L’Inde a apporté une clarification concernant le traitement fiscal des investissements étrangers réalisés avant le 1er avril 2017. Par une notification publiée le 31 mars 2026, le Central Board of Direct Taxes a modifié la règle 128 des Income-tax Rules afin de préciser que les règles générales anti-évasion fiscale (GAAR) ne s’appliquent pas aux revenus issus du transfert de ces investissements.
Cette mesure confirme le mécanisme de « grandfathering » prévu par le protocole de 2016 modifiant la convention de non double imposition entre l’Inde et Maurice, et vise à sécuriser les investissements réalisés avant cette date.
Cette clarification intervient après une décision rendue le 15 janvier 2026 par la Cour suprême de l'Inde dans l’affaire Tiger Global International Holdings. Cette décision avait remis en question la portée de cette protection, en laissant planer un doute sur l’application des GAAR aux investissements antérieurs à 2017. La notification du 31 mars vient ainsi rétablir explicitement cette garantie dans le cadre réglementaire.
Dans ce contexte, les autorités mauriciennes ont engagé des démarches diplomatiques. En février 2026, le Premier ministre Navin Ramgoolam a évoqué ce sujet avec son homologue indien Narendra Modi lors d’un entretien à New Delhi. Ce dernier a assuré que l’Inde ne prendrait pas de mesures susceptibles de remettre en cause les avantages liés à la convention fiscale entre les deux pays.

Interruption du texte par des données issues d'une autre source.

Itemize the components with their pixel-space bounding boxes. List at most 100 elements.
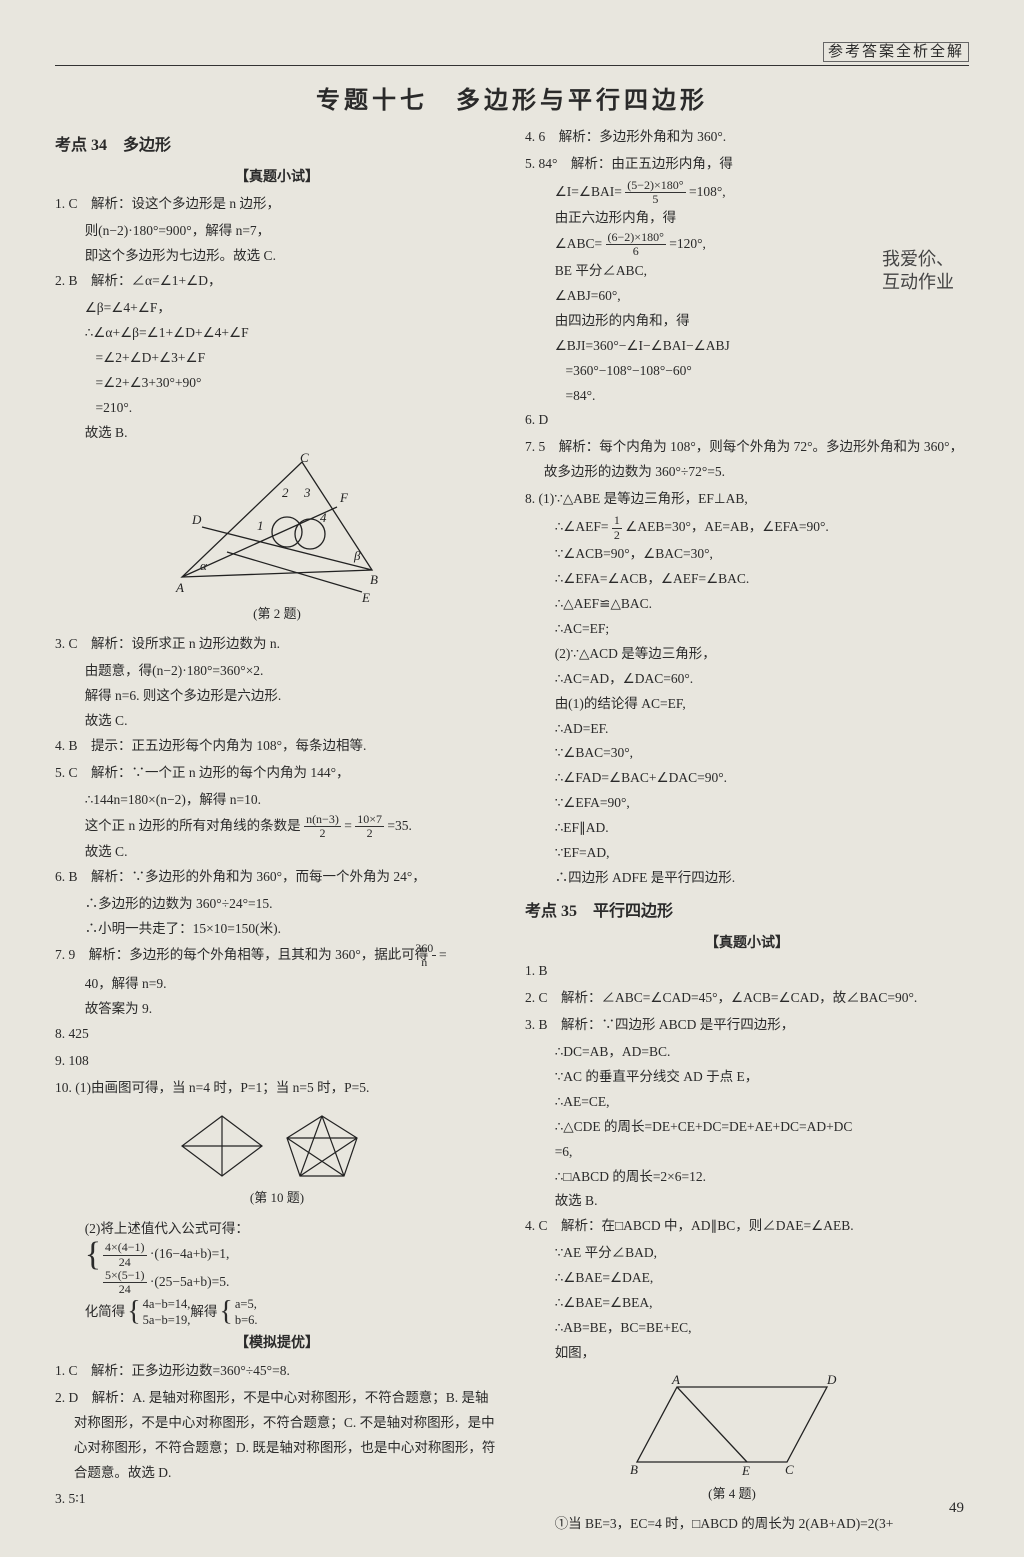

Parallèlement, la ministre des Services financiers et de la Planification économique, Jyoti Jeetun, s’est rendue en Inde en février 2026 pour rencontrer notamment Arvind Shrivastava, secrétaire du Department of Revenue, et Ravi Agrawal, président du Central Board of Direct Taxes, afin de relayer les préoccupations du secteur financier après la décision de justice.
« C'est avant tout un grand moment pour la diplomatie économique et je remercie le Premier ministre d'avoir porté cette question directement auprès du Premier ministre Modi, ainsi que le gouvernement indien qui nous a offert l'espace pour ce dialogue. Nous avons choisi d'être présents là où les décisions se prennent, parce que le MIFC mérite d'être défendu au plus haut niveau. Ces appréhensions ont été positivement accueillies par les autorités indiennes, témoignant de leur ouverture et de la qualité de notre partenariat bilatéral. Aujourd'hui, Maurice ne se contente pas d'être une bonne juridiction : elle va chercher les résultats. Cette clarification en est la preuve », indique Jyoti Jeetun.
Pour Shamima Mallam Hassam, présidente de Mauritius Finance, cette évolution constitue une avancée pour les investisseurs : « les récentes modifications apportées aux règles 10U et 128 constituent une avancée importante pour les investisseurs, car elles apportent une plus grande prévisibilité quant à l'application des GAAR, en particulier pour les investissements transfrontaliers structurés via la juridiction mauricienne. De plus, cette évolution positive souligne également le rôle continu de la juridiction en tant que plateforme d'investissement de confiance dans un environnement stable et favorable aux investisseurs », précise-t-elle.